Now, I’m not a psychologist, but I do believe children’s brains, and how they see the world, are still in major development between 6 and 13. Imagine if your kid suddenly finds themselves as the next star of a Broadway or TV show, or movie? They are treated like gold and told how amazing they are. They get into clubs (Hi Drew Barrymore!) they should never be allowed in at a young age. They have to deal with creepy producers who see them as commodities. They might even be more prone to sexual abuse.
Then they turn 13 and become gawky. They get acne and start developing or their voices change, and suddenly they are not the cute moppet they once were. They are no longer hirable. It’s possible mom and dad might have even squandered their money (although there are now more laws protecting child stars and their money).
They are in limbo-land.
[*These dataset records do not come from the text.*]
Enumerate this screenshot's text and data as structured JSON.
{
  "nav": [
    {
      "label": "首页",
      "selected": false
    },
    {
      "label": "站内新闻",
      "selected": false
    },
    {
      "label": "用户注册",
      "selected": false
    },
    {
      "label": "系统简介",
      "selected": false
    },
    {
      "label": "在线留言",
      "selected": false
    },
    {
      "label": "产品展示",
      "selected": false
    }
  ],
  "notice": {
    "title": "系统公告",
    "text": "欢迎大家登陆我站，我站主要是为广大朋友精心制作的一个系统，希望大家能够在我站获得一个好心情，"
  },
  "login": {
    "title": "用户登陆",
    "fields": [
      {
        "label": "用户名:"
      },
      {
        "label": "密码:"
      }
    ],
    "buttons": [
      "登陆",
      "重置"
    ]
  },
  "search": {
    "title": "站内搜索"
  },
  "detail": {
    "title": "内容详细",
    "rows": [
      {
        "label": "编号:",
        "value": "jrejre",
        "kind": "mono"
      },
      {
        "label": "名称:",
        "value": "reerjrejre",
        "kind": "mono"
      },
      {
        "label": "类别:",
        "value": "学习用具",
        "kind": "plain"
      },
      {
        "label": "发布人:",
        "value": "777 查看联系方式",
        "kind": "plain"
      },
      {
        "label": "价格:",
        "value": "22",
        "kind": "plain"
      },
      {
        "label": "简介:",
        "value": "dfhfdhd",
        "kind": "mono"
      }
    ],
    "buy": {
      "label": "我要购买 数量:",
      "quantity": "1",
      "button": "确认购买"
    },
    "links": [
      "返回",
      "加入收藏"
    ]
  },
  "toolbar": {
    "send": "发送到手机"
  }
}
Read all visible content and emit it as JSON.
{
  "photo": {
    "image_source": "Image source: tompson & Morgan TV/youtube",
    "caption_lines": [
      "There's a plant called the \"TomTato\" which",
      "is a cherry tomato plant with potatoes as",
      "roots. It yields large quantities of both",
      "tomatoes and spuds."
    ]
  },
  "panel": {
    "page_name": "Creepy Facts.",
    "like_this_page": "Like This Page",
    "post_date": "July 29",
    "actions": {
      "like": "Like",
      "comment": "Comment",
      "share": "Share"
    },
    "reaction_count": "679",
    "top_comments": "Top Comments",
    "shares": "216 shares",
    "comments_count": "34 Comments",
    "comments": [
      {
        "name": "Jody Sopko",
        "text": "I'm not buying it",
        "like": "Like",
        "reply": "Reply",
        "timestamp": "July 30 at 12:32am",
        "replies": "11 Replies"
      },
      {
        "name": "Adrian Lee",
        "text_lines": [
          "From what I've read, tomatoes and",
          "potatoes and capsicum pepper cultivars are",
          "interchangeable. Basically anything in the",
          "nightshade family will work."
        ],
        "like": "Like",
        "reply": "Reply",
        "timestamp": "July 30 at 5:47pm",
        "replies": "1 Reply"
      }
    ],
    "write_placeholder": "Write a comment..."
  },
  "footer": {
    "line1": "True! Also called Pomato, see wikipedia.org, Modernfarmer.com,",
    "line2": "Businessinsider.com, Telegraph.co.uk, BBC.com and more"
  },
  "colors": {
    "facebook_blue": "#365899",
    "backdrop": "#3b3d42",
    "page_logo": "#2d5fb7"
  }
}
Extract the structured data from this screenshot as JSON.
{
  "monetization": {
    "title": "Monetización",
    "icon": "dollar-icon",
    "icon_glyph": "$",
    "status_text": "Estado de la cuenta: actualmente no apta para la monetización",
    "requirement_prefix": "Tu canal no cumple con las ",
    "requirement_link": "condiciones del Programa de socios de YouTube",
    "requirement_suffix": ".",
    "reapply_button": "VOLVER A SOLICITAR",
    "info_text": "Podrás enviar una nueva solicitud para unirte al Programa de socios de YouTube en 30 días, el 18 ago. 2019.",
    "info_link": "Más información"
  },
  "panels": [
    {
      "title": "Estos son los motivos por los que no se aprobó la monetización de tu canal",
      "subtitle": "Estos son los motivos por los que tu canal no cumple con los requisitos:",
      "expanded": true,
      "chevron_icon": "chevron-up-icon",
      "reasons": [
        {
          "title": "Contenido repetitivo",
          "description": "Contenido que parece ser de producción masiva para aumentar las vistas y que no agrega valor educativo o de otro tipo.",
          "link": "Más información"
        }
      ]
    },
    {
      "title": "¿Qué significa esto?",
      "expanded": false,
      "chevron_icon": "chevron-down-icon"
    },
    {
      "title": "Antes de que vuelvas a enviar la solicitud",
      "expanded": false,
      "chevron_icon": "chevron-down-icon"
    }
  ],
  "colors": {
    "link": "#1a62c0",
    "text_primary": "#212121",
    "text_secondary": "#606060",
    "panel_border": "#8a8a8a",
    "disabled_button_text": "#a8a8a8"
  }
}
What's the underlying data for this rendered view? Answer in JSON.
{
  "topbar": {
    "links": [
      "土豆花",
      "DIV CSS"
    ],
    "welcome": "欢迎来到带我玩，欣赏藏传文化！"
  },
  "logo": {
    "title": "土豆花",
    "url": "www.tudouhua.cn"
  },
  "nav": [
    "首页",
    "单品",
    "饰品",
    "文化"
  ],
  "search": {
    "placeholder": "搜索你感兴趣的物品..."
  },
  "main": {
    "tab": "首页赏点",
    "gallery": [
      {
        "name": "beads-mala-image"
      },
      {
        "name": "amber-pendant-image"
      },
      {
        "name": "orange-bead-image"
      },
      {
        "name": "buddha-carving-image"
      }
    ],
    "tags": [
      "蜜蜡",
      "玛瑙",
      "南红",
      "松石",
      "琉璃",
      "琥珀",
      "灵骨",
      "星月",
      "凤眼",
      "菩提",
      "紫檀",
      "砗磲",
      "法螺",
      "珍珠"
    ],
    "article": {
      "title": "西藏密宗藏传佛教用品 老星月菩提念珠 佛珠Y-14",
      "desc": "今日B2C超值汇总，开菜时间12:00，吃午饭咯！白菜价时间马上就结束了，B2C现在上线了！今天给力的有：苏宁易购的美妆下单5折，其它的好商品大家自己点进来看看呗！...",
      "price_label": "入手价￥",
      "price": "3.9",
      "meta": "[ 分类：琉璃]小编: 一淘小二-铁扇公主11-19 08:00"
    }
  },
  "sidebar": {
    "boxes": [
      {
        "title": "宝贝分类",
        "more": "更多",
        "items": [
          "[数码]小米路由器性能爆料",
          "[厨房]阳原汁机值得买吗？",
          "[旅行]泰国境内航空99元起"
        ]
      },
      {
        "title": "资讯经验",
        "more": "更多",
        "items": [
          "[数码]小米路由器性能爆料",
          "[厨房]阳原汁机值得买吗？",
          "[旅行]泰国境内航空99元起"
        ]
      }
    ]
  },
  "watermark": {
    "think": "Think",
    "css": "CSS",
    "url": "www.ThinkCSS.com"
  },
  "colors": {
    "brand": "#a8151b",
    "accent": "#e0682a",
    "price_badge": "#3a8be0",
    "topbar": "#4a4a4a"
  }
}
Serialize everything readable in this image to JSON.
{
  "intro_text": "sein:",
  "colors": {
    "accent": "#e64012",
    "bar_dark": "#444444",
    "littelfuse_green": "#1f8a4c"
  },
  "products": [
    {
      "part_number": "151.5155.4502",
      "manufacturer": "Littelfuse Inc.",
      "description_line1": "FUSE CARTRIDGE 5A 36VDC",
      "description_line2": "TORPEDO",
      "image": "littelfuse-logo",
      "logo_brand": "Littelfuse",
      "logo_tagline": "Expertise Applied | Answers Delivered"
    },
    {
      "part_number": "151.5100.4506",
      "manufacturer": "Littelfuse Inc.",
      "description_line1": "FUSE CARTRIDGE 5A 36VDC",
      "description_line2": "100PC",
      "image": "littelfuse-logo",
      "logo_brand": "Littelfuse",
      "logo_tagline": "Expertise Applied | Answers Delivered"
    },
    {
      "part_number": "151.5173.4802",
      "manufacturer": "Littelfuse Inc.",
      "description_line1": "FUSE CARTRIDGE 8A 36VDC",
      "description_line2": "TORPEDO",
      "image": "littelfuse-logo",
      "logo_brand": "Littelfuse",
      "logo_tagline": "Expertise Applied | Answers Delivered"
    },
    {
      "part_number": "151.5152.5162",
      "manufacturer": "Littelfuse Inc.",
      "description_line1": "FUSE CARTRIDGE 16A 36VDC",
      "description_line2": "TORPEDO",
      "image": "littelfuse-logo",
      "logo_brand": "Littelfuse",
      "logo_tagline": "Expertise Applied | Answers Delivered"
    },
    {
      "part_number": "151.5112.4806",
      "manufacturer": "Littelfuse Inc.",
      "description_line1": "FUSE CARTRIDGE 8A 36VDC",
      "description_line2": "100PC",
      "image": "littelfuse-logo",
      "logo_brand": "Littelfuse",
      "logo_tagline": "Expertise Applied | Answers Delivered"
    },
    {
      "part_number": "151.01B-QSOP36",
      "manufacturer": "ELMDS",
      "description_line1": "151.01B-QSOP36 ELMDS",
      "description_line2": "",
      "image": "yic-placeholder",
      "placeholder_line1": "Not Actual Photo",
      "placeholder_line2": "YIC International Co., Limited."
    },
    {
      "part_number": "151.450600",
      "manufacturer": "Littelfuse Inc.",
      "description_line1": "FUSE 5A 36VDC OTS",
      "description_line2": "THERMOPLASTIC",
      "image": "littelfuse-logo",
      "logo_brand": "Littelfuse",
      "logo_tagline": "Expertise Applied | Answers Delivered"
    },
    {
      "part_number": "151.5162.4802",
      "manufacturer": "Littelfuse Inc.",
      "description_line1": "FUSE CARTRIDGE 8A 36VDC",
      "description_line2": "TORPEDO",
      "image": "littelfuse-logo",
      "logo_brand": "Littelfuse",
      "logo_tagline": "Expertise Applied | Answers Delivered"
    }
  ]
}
They can neither find their place back in the spotlight, nor can they integrate well back into “normal” life…because many are out of touch with what “normal” really is.
You’ve all heard the horror stories of former child actors and entertainers going off the deep end before. No need to get specific. A few do make the transition from child to adult actor, like Dakota Fanning and Kirsten Dunst (although I do believe she even did a stint in rehab for severe depression).
I suppose many parent’s intentions are honorable when they first discover their kid has talent. Maybe they really do want to nurture their dream, or are struggling financially so they see this as a way for their kid to earn some college money. Or maybe they don’t, and are former actor wannabes who are living vicariously through their children.
If anyone has seen Dance Moms, you know what I’m talking about.
But hey, I don’t have kids so maybe I don’t know what the hell I’m talking about. Maybe if my kid was uber talented or super cute, I’d want to nurture that talent too. I mean god forbid I wait until they are 18 to let them do what they want, as their ship might have already sailed, or they find themselves “too old” to be a supermodel.
I think this even crosses over to sports. When I was a kid, club or travel teams were virtually unheard of, and you could cross over to many different sports if you changed interests. Now it seems that colleges won’t even look at you unless you were a in a club team. Am I wrong about that? Not only is it costly, but is it costing your kid early injury from repetition, possible burnout, and costing you financially by having to hire private coaches, nutritionists, travel expenses, etc.? Have we gone too far? Again, I don’t know!
So I just want to open this up for discussion! What do you think? Is there more of a benefit to getting your child exposure at a young age? Do you worry it may be too much for your kid to handle? Or is this a great way for your kid to earn money and get a head start on their career?